Özellikle İngiltere Büyükelçisi ile yemek polemiği sürerken Ekrem İmamoğlu şahsında İstanbul Büyükşehir Belediyesi’ne yaptığı ilk kamu kurumu ziyareti hemen iktidar sosyal medya aygıtı tarafından malzeme edilmeye çalışıldı. Halbuki sıradan ve İstanbul Valisini ziyareti ne kadar doğal ise o kadar doğal bir ziyaret. Bugün Koç Holdinge giderek holdingin şeref başkanı Rahmi Koç’u ziyareti ve paylaşılan fotoğrafta holding CEO’sunun olup Ömer Koç ve Ali Koç’un olmaması ise aslında dikkat çekici.
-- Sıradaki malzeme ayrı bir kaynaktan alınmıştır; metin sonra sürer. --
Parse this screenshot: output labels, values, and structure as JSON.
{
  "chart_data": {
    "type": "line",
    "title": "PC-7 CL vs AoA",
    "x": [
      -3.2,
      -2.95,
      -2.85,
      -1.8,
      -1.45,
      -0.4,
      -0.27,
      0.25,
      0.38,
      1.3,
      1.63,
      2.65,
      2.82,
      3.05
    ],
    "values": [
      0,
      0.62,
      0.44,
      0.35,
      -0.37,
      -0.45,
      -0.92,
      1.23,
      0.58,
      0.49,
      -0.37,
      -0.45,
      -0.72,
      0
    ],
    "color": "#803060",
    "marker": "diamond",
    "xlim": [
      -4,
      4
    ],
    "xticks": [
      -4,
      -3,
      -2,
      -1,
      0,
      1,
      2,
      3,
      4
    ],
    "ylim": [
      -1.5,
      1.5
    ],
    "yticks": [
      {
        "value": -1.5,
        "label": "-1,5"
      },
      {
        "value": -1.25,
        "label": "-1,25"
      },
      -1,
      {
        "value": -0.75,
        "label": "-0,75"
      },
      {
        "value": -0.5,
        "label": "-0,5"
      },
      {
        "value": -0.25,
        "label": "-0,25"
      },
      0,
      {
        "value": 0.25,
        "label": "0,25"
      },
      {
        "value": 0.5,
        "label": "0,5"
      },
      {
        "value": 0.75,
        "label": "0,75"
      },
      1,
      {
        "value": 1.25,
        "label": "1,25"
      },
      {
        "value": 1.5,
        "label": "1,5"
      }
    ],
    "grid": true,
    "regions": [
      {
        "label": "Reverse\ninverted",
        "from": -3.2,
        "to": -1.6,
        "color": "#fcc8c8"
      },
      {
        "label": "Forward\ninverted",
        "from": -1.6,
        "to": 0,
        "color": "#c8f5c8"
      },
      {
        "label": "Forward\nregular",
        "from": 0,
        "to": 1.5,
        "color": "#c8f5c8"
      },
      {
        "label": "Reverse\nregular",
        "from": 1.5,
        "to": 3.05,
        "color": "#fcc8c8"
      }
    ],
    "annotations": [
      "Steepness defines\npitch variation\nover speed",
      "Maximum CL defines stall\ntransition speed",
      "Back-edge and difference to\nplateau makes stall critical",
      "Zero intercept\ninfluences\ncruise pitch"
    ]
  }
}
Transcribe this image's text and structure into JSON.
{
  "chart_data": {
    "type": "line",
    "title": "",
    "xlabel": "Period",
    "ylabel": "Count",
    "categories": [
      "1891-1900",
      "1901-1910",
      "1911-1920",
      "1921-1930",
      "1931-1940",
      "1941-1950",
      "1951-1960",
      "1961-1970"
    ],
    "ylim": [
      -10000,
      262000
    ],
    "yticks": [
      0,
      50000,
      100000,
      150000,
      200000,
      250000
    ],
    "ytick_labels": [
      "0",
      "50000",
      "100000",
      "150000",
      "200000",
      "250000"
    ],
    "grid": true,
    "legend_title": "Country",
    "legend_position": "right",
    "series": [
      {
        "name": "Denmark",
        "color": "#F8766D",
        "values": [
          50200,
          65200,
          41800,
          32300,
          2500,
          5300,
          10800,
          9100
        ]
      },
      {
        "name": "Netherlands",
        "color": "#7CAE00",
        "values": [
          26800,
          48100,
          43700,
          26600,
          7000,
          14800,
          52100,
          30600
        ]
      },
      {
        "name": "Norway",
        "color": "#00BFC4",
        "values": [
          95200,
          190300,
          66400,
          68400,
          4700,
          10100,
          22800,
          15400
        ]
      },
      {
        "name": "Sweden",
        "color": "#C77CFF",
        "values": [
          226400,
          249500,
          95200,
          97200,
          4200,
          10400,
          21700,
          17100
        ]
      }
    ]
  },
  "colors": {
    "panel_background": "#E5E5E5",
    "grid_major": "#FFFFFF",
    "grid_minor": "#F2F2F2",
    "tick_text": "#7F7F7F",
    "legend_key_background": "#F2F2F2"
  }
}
ABD’nin yeni atanacak İstanbul başkonsolosunun da yüksek iletişim stratejisini seçmesi ise çok olası. Özellikle Trump döneminde Türk iş dünyasına uygulanan manasız yaptırımlar ile zaman zaman yaşanan sorunların önüne diyalog ile geçileceği beklentisi yüksek.
Türkiye ile gerçekten eşit stratejik ortaklık temelinin sağlamlaşması ise bu dönem çok önemli. Samimi iletişim kanalları her zaman açık olduğu sürece işin doğasında olan olası krizlerin ise aşılmasının önünde bir engel yok. Yeter ki Türkiye bir süredir hissedemediği eşit ortak ve müttefik sıcaklığını hissetsin. Özellikle ABD’nin bir süredir bölgeyi terk ettiği Rusya ve Çin’e karşı politikalarını güncellediği dönemde bu çok önemli.
Türkiye’nin NATO ülkesi olarak değeri artık paha biçilemez.